Istri Dekilku Anak Sultan

Penyesalan mendalam menghampiri Alif setelah menceraikan Shinta, perempuan yang dahulu ia anggap tidak menarik. Ia terkejut saat mengetahui mantan istrinya tersebut adalah pewaris tunggal konglomerat sekaligus pemilik baru perusahaan tempatnya bekerja. Di tengah konflik perebutan kekuasaan yang membahayakan nyawanya, Shinta harus berjuang mempertahankan diri dari musuh-musuhnya. Beruntung, ada Raka yang selalu siap melindungi Shinta, menumbuhkan harapan akan hadirnya cinta sejati di antara mereka.
Bab
Bagikan

Bab 4

. Kerja Kantoran

Suara motor Mas Alif terdengar di depan rumah. Berarti suamiku itu sudah pulang. Ingin rasanya kutanyakan padanya, kenapa pagi tadi dia berada di rumah perempuan itu. Kalau saja Ibu tidak menyuruhku mengantar , aku tidak akan tahu kalau rumah itu adalah milik Mela.

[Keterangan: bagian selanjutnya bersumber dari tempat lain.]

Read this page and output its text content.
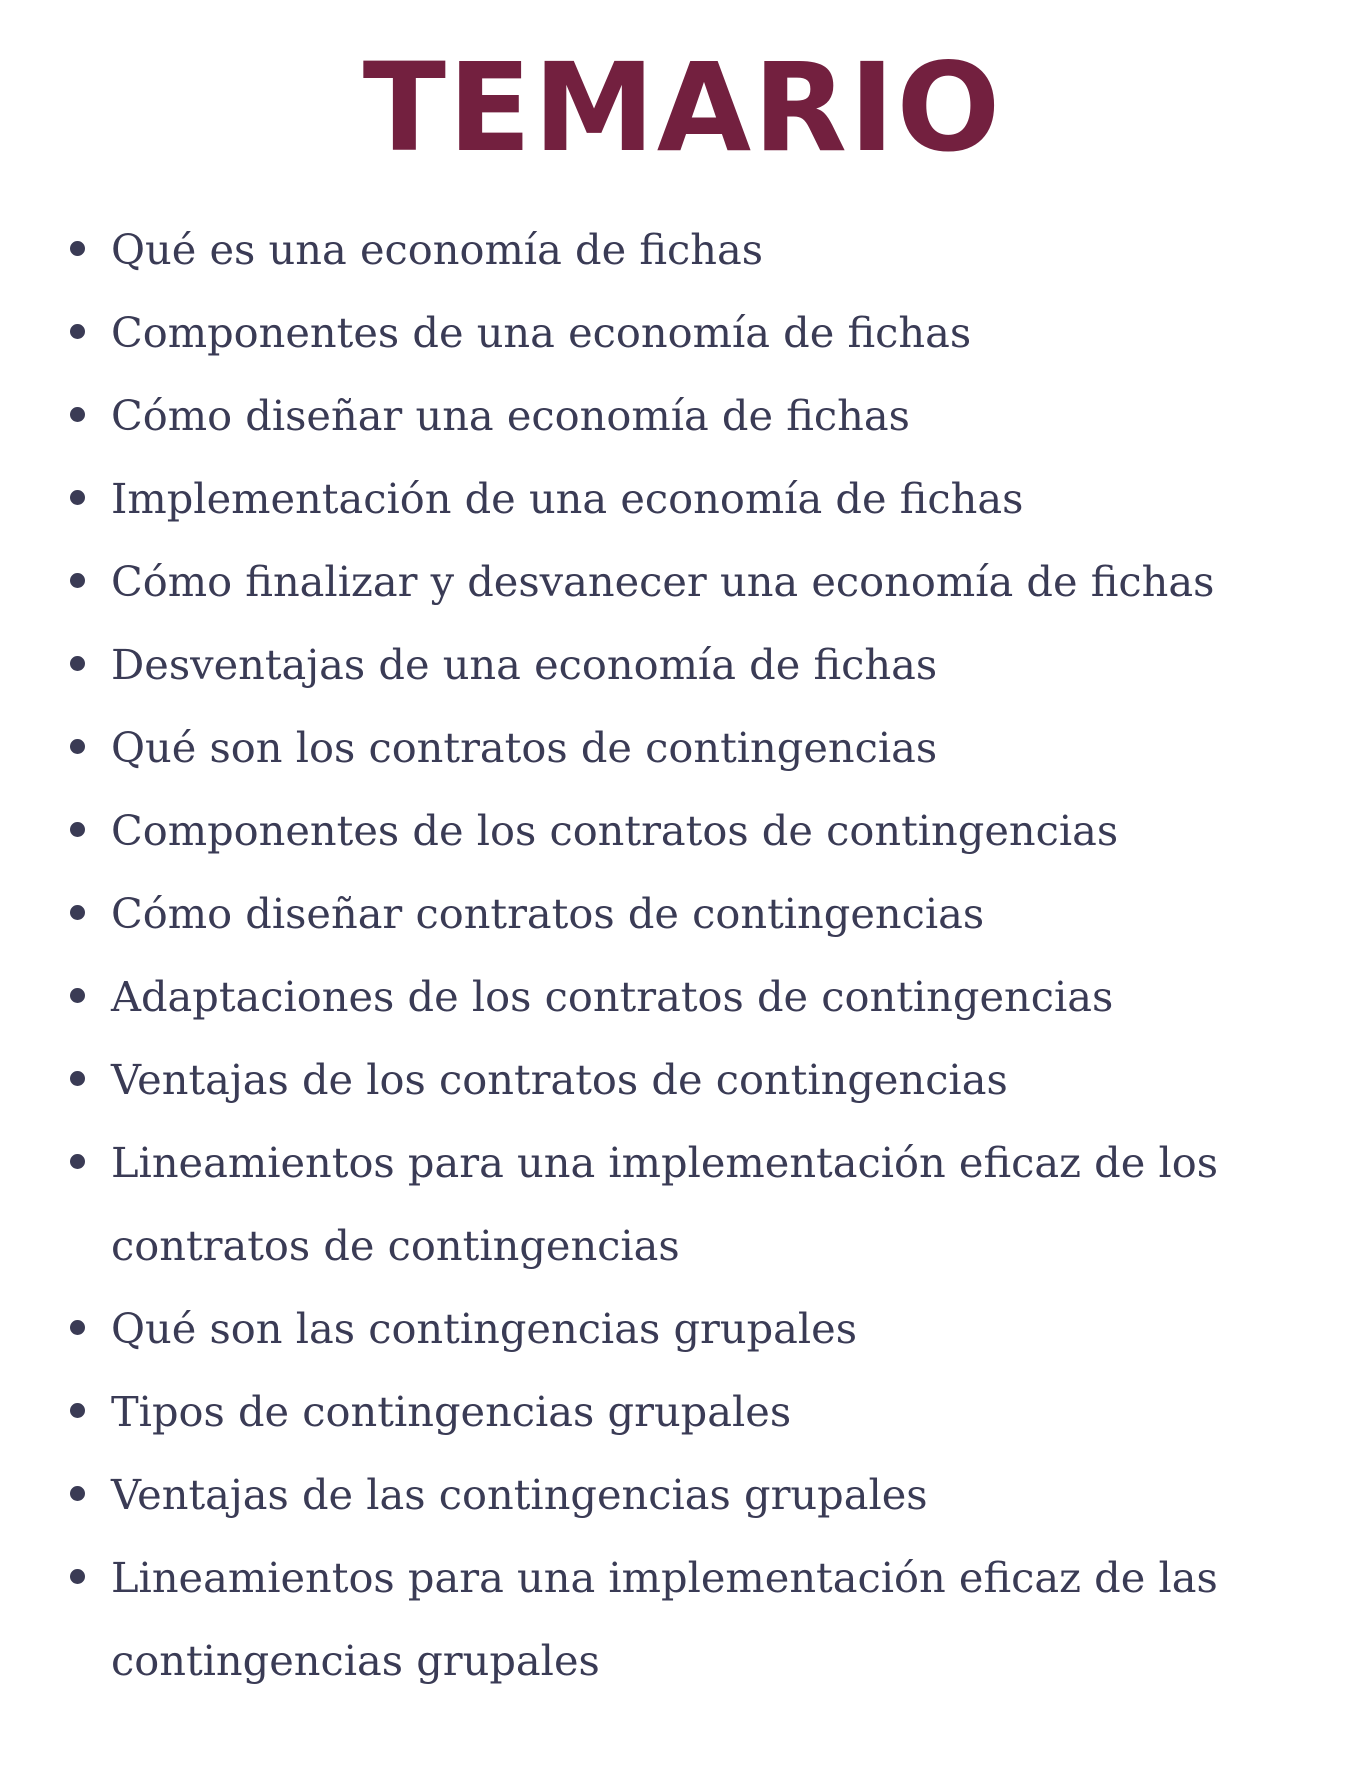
TEMARIO
Qué es una economía de fichas
Componentes de una economía de fichas
Cómo diseñar una economía de fichas
Implementación de una economía de fichas
Cómo finalizar y desvanecer una economía de fichas
Desventajas de una economía de fichas
Qué son los contratos de contingencias
Componentes de los contratos de contingencias
Cómo diseñar contratos de contingencias
Adaptaciones de los contratos de contingencias
Ventajas de los contratos de contingencias
Lineamientos para una implementación eficaz de los
contratos de contingencias
Qué son las contingencias grupales
Tipos de contingencias grupales
Ventajas de las contingencias grupales
Lineamientos para una implementación eficaz de las
contingencias grupales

Apa si Mela itu benar-benar tidak tahunasi kalau Mas Alif sudah beristri? Memang ketika kami menikah enam bulan yang lalu, tidak ada acara resepsi. Hanya selamatan kecil-kecilan keluarga Mas Alif dan tetangga kanan kiri. Aku yang hanya sebatang kara, hanya didampingi oleh ibu panti dan beberapa anak panti seangkatanku.

"Assalamualaikum ..."

"Waalaikumsalam."

Mas Alif masuk ke dalam rumah dengan wajah tampak bahagia. Senyum mengembang di wajahnya.

"Bu ..., Aku diterima kerja di kantornya Raka." ucapnya bersemangat seraya melangkah menghampiri kami.

Mas Alif langsung menemui Ibu dengan antusias. Di tangan kanan dan kirinya terdapat beberapa bungkusan. Lagi-lagi dia berbelanja tanpa mengajakku. Selama menikah dengan Mas Alif, satu kali pun aku belum pernah diajak belanja olehnya.

"Wah hebat kamu, Lif. Kamu harus undang Raka makan malam di sini. Sekalian kenalin sama Imah. Siapa tau adikmu berjodoh dengannya. Ibu kepingin punya menantu kaya raya seperti si Raka itu," sahut Ibu bangga.

Imah tampak tersipu. Wajahnya bersemu.

Benar dugaanku. Sejak kemarin Imah memang berusaha mencari perhatian Raka. Ternyata mereka memang ada maksud tertentu.

Aku gegas ke dapur membuatkan minum untuk suamiku. Walaupun sikapnya tak pernah lembut padaku, tapi aku tetap selalu melayaninya dengan baik.

"Kamu belanja apa, Mas?" tanyaku seraya membawa segelas teh hangat untuk Mas Alif.

"Beberapa kemeja dan celana panjang. Aku harus tampil rapi kalau kerja di kantoran." Laki-laki itu membuka belanjaannya dan memamerkannya pada kami. Tiga buah kemeja lengan panjang dan dua celana panjang berbahan kain. Sepertinya harganya cukup mahal.

Ternyata Mas Alif juga membeli beberapa kaos untuknya.

"Tapi ini kok ada kaos juga?" tanyaku kesal melihat banyaknya baju baru yang di belinya, tapi tak satupun untukku. Sedangkan pakaian Mas Alif sangat banyak di lemari. Bahkan ada beberapa kaos yang belum dia pakai sama sekali.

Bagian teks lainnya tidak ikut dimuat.